Lasses de ne pouvoir bénéficier de crédits bancaires, les femmes, qui exercent dans le vivrier, ont décidé de mettre sur pied un fonds de garantie. Sa mission : financer et développer leurs activités. Réunies récemment à la Mairie d’Adjamé, celles, qui sont aujourd’hui regroupées au sein de la Fenacovici (Fédération Nationale des Coopératives du secteur du vivrier de Côte d’Ivoire), ont jeté les bases de ce fonds.
vivriers
Pour Mme Irié Lou Irié, PCA de la Fenacovici, c’est la « solution idéale aux difficultés du secteur du vivrier » et surtout une opportunité d’obtenir des prêts auprès des banques. « Avec le fonds de garantie, ce sont les banques qui feront la cour à la fédération. Elle compte plus de 1000 coopératives, si chacune paye 180.000 F pour le reste des six mois de l’année, l’organisation pourrait obtenir un prêt consistant pour le financement du secteur à travers la formation, l’octroi aux membres d’engrais, d’herbicides, de moyens de locomotion tels des véhicules pour faciliter les campagnes au bénéfice de l’autosuffisance alimentaire » a ajouté Mme Irié Lou Irié. Séance tenante, toutes les coopératives ont adhéré à l’initiative.

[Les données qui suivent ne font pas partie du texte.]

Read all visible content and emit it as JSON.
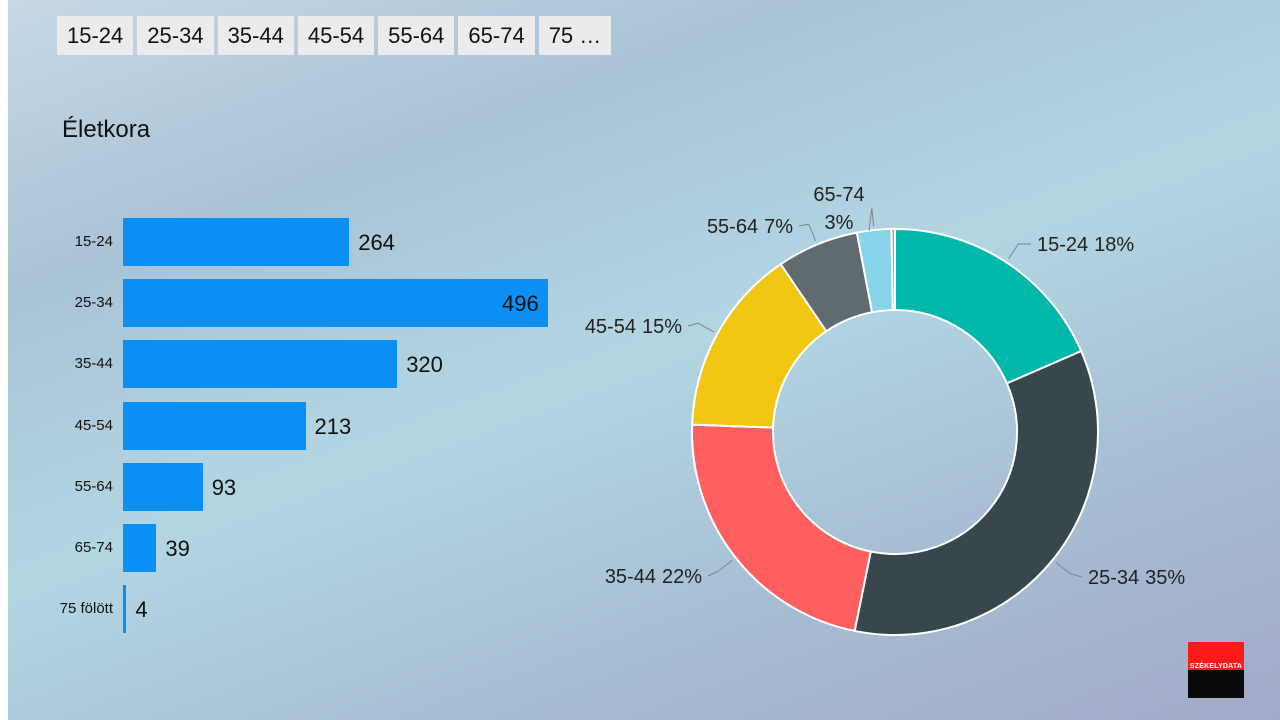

Bien plus, certaines se sont acquittées sur le champ de leur cotisation d’un montant de 220. 000 FCFA. Mme Irié a ensuite rassuré que ce fonds sera logé, sous l’œil vigilant d’un notaire de renom, dans une banque. Avant de promettre d’offrir aux coopératives de sa fédération des semences, des engrais et des herbicides. En attendant, elle a symboliquement distribué quelques cartons de ces produits aux représentants des différentes régions du pays.

Enfin, Mme Irié Lou Irié a félicité les membres de la Fenacovici a félicité les coopératives de la fédération pour leur mobilisation lors de la rencontre le 6 mars dernier, avec le chef de l’Etat, Laurent Gbagbo.